Afin de se protéger, les salariés dans ces conditions se résolvent à un télétravail massif. Ce qui n’est pas sans générer d’autres difficultés en raison de la porosité avec la vie privée. Ce repli est d’autant plus impératif que certains s’habituent mal à un contrôle permanent qui s’exerce dans ces espaces. L’impression réelle ou ressentie d’être en permanence vu, entendu, contrôlé, provoque une anxiété menant jusqu’à un état d’hyper vigilance.


La centralité du travail est altérée par l’attrition des liens collectifs qu’impose le Flex office.
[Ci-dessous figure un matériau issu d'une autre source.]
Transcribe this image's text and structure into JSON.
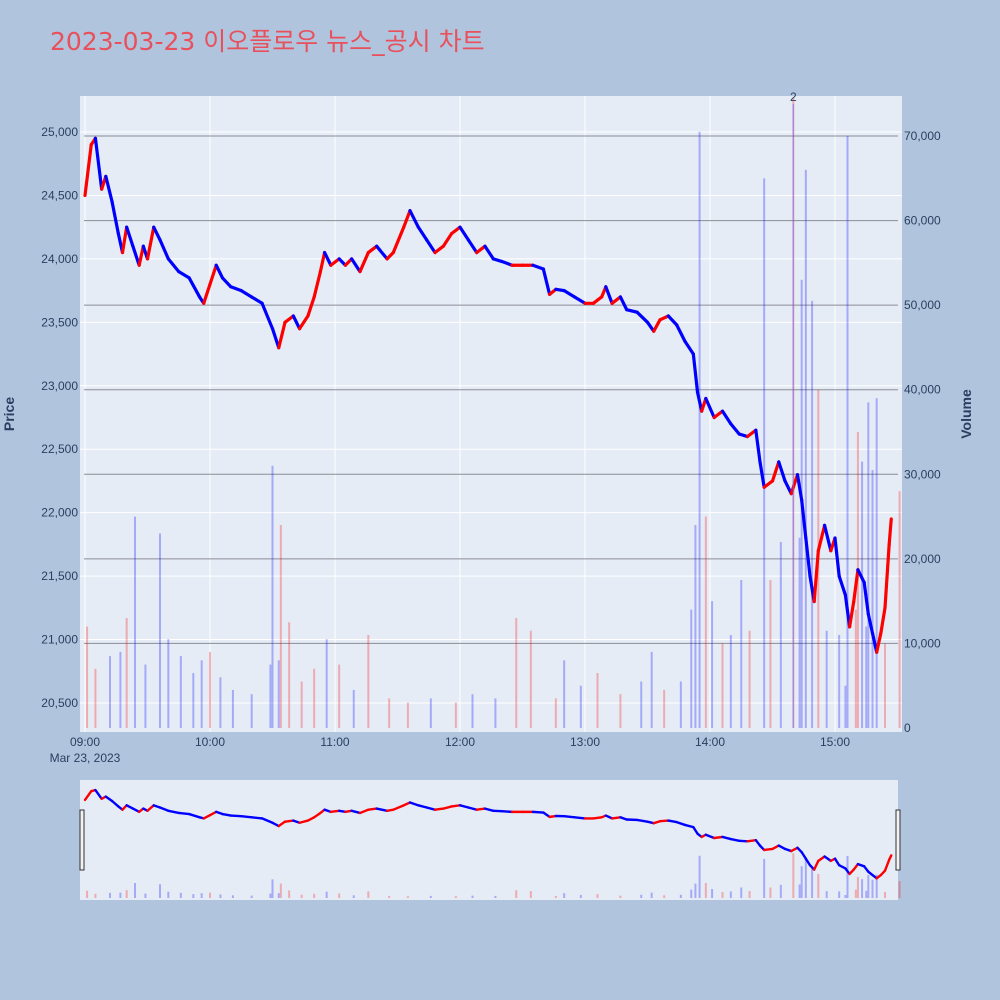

Il en va de même avec la perte de créativité collective qui se mesure mal mais qui pénalise aussi bien les salariés que leur employeur. En bref, le retrait amotivationnel qu’il suscite par désenchantement se manifeste tant par l’absentéisme et le turn-over que par un recul de l’implication et de l’engagement des actifs dans leur mission. Or cet engagement demeure un moteur essentiel de santé, mais aussi de productivité. La grande démission de 2022 a vu 2,5 millions de salariés rompre leur CDI. La montée sensible de l’absentéisme épargne simplement les PME. Dans ces conditions dégradées, le repli vers la sphère privée en télétravail sert encore de soupape « je ne voulais pas ajouter la précarité du lieu à la précarité du travail ».


Le Flex office brosse un tableau de désolation subie par les salariés. Les médecins du travail constatent des symptômes de détresse chez les employés, les conduisant parfois au bord du gouffre. La santé mentale se fragilise, et les troubles somatiques se multiplient. L'agressivité ambiante génère une anxiété sourde.


Dans cet effet de mode les entreprises, aveuglées par cette tendance, se précipitent vers une pratique peu réfléchie, sans aucune expérimentation véritable, négligeant les études d'impact en santé et en profitabilité. Les surfaces sont calculées parfois sans discernement, les aménagements acoustiques oubliés, le renouvellement d'air négligé. Tout se fait dans la hâte, dans l'aveuglement, sans égard pour les conséquences à terme qui pourraient être désastreuses tant pour la santé des salariés concernés que pour les grands équilibres financiers des structures.